Tagebuch der Zeitgeschichte
Wer durch Ausgaben aus den Kriegsjahren blättert, kann die Diskussionen über die Eingliederung in die von vielen verschmähte amerikanische Massenkultur nachvollziehen. Aber die Redakteure und Kolumnisten erklärten immer wieder, dass es auch nach Hitlers Ende keine Rückkehr nach Deutschland geben könne. Ame¬rika sollte nicht nur Zuflucht, sondern Heimat auf Dauer werden, und Präsident Franklin D. Roosevelt wurde zu einer Art Schutzheiliger. So war der aufbau nicht nur ein Tagebuch der Zeitgeschichte, weil Journalisten wie Manfred George die Aktualität erstaunlich scharfsinnig beobachteten und analysierten. Wie ein privates Tagebuch reflektiert die Zeitung auch tiefer liegende Stimmungen und Sorgen. Im aufbau dachten Europas Denkerinnen und Denker über die verlorene Heimat nach. Sie bewahrten auf ihrem Weg in die amerikanische Gesellschaft das Eigene und ihre Perspektive als periphere Figuren. Wie die vorliegende Ausgabe zum 75-jährigen Bestehen des aufbau zeigen will, sind zentrale Themen des Blattes bis heute unter ganz neuen Vorzeichen relevant geblieben.

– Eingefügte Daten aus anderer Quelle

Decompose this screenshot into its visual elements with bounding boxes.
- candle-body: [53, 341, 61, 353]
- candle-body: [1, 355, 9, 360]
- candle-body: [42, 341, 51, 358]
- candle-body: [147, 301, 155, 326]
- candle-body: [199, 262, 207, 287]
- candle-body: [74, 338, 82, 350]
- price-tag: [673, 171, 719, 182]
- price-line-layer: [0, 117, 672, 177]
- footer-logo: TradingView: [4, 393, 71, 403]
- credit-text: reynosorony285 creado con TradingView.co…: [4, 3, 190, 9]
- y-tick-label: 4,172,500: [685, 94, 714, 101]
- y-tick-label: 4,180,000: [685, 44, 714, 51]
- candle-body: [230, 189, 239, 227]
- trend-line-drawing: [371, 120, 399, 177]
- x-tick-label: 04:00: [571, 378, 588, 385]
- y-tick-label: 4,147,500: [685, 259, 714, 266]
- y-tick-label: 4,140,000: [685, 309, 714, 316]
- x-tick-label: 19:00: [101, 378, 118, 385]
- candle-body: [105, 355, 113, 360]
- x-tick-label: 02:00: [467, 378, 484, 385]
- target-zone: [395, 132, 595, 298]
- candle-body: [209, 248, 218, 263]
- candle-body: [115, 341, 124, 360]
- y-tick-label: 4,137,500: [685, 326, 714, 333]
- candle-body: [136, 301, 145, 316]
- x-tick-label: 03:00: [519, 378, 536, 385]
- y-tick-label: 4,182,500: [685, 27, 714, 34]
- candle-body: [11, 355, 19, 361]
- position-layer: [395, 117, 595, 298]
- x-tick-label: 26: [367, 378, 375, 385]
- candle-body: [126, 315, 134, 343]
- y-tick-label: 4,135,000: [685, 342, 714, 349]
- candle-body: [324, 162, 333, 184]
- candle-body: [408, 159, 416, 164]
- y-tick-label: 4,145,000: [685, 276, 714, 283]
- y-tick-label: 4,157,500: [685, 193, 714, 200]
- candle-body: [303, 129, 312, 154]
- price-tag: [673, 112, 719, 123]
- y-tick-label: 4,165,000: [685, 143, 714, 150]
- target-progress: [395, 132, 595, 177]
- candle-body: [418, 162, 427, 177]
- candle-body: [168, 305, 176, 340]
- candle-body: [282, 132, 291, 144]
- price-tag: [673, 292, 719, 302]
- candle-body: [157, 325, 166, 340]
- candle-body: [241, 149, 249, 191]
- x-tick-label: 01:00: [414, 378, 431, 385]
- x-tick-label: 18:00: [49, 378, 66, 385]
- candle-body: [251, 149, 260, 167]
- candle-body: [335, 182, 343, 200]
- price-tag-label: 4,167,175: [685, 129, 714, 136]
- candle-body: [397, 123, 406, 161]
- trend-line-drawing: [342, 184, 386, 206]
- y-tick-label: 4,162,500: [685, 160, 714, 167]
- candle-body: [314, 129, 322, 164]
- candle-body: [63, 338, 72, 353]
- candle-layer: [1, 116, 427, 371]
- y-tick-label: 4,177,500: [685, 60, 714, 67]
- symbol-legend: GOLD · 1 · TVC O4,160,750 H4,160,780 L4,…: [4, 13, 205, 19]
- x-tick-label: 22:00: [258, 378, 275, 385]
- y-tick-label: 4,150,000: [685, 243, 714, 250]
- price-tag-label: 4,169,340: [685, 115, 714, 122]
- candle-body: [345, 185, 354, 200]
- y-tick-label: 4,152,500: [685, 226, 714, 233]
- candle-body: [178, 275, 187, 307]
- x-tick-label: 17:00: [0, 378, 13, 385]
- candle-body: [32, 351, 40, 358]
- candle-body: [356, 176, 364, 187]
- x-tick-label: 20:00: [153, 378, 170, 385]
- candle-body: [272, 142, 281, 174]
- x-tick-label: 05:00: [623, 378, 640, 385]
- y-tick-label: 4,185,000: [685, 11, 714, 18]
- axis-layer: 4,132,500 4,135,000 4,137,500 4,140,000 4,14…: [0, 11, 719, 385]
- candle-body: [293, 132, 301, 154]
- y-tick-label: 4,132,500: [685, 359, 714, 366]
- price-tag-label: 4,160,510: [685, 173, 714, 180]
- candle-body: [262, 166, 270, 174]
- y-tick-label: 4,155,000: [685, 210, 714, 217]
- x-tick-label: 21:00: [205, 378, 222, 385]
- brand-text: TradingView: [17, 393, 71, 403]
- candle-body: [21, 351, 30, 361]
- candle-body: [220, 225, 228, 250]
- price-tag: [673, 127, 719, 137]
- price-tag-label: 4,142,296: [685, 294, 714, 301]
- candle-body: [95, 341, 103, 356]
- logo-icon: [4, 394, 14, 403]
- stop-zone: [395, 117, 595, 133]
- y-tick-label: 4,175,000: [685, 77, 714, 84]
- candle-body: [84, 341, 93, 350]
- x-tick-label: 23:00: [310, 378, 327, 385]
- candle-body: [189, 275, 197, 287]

Die globalisierte und damit migrierende Welt bedeutet für das Individuum in der Gesellschaft ganz neue Herausforderungen. Und so hat sich der aufbau in den fünf Jahren, seit er ins deutschsprachige Europa gekommen ist, vermehrt von der einstigen Emigranten- zur Migrantenzeitschrift gewandelt, die den Blick dorthin wirft, wo Massen-, Mainstream- oder auf Mehrheiten bedachte Medien nicht mehr hin- oder gar wegschauen. Der aufbau bringt die andere, die Minderheiten-, die Zwischenperspektive ein, stets im Wissen darum, woher er kommt. Allerdings geht es dabei nicht um Nostalgie oder Beschwörung alter Zeiten, sondern um das Nachdenken für die Gegenwart, die sich im Spannungsfeld von Geschichte und Visionen einer sich im Wandel befindlichen Gesellschaft befindet. Der aufbau entstammt einer publizistischen Tradition, die sich nicht partikular, sondern stets kosmopolitisch ausgerichtet hat. Und insofern ist der aufbau ein jüdisches Medium, das seit jeher Grenzen überschreitet und sich als Teil des gesellschaftlichen Diskurses versteht.
Die aktuelle Ausgabe stellt klassische Texte vor, in denen etwa Thomas Mann dem verehrten Franklin D. Roosevelt nachruft, Hannah Arendt über Reform¬judentum schreibt oder Manfred George beglückt die Gründung Israels würdigt. Mit Walter Laqueur und Fritz Stern kommen prominente Angehörige der Emigranten-Generation zu Wort, während unsere New Yorker Kollegen die blühende Landschaft der heutigen Emigrantenpresse, aber auch die Probleme einer Einwandererkultur betrachten, nämlich der arabischen im Brooklyner Stadtteil Bay Ridge.
Der aufbau hat seine Aufgabe als Tagebuch der Zeitgeschichte noch lange nicht erfüllt: Gerade die bevorstehende Amtszeit des vom Aussenseiter zum Roosevelt-Nachfolger aufgestiegenen Barack Obama wird uns eine Fülle von Stoff bescheren.